Le importazioni di energia nell’Unione continuano a diminuire. Secondo gli ultimi rilevamenti Eurostat relativi al 2025, l’UE ha importato energia per un valore complessivo di 336,7 miliardi di euro, corrispondenti a 723,3 milioni di tonnellate.
Rispetto all’anno precedente, il valore complessivo delle importazioni è diminuito dell’11,1%, mentre la quantità fisica delle merci importate è calata solo dello 0,6%.
Il dato conferma un percorso di progressivo declino iniziato nel 2022 con lo scoppio della guerra in Ucraina; da allora, il valore delle importazioni energetiche è crollato del 51,4% mentre il volume è diminuito del 14,9%.
Analizzando le diverse tipologie di combustibili, emergono dinamiche contrastanti.
Le importazioni di petrolio hanno registrato una decisa flessione, con un calo del 17,8% in valore e del 6,1% in volume rispetto al 2024. Al contrario, il gas naturale liquefatto (GNL) risulta in aumento del 35,2% in valore e del 24,4% in volume rispetto all’anno precedente. Per quanto riguarda il gas allo stato gassoso trasportato attraverso le condutture, si osserva un lieve aumento del valore del 3,4%, accompagnato però da una riduzione dei volumi pari al 5,3%.

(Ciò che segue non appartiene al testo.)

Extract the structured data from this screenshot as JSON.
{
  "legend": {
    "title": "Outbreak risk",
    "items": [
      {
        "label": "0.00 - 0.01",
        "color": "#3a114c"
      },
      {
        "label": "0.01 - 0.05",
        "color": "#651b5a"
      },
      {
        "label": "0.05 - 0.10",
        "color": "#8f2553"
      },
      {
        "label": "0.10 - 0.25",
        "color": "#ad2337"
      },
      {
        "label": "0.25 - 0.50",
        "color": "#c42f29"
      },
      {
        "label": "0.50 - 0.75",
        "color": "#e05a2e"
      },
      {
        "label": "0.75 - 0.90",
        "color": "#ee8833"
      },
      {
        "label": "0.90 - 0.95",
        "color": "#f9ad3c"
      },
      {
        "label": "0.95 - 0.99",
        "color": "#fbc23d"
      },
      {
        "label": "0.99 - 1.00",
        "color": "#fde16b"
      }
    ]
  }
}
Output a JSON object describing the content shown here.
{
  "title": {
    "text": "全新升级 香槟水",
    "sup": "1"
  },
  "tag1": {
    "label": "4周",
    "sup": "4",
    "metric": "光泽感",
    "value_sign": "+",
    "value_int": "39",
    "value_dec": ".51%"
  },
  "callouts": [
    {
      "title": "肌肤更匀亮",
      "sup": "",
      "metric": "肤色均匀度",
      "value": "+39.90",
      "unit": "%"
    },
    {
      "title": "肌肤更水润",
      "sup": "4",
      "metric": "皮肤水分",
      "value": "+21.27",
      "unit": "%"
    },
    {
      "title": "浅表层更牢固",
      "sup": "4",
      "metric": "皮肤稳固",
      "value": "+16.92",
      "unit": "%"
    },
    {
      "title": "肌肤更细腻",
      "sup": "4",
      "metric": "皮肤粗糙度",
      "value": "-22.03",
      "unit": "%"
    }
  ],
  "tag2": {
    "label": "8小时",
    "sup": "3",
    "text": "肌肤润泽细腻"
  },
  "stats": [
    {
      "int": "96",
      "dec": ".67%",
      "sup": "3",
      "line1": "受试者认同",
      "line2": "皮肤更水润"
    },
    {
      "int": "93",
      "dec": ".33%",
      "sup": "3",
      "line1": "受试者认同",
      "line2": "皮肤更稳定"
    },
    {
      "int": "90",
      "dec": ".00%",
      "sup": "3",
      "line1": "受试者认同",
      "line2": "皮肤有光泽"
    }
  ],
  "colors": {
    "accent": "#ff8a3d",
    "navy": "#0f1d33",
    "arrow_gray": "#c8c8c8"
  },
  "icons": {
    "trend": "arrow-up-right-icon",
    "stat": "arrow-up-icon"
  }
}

Il panorama dei partner commerciali vede gli Stati Uniti consolidare la propria posizione di leadership. Nel 2025, gli USA sono stati il primo fornitore dell’UE sia per quanto riguarda il petrolio (15,1% del totale) seguiti da Norvegia (14,4%) e Kazakistan (12,7%), sia soprattutto per il gas naturale liquefatto, coprendo oltre la metà delle importazioni totali (56,0%).
Per quanto riguarda il gas naturale allo stato gassoso, la Norvegia risulta il partner principale, fornendo il 52,1% delle importazioni europee seguita da Algeria (17,4%) e Russia con il 10,4% delle importazioni.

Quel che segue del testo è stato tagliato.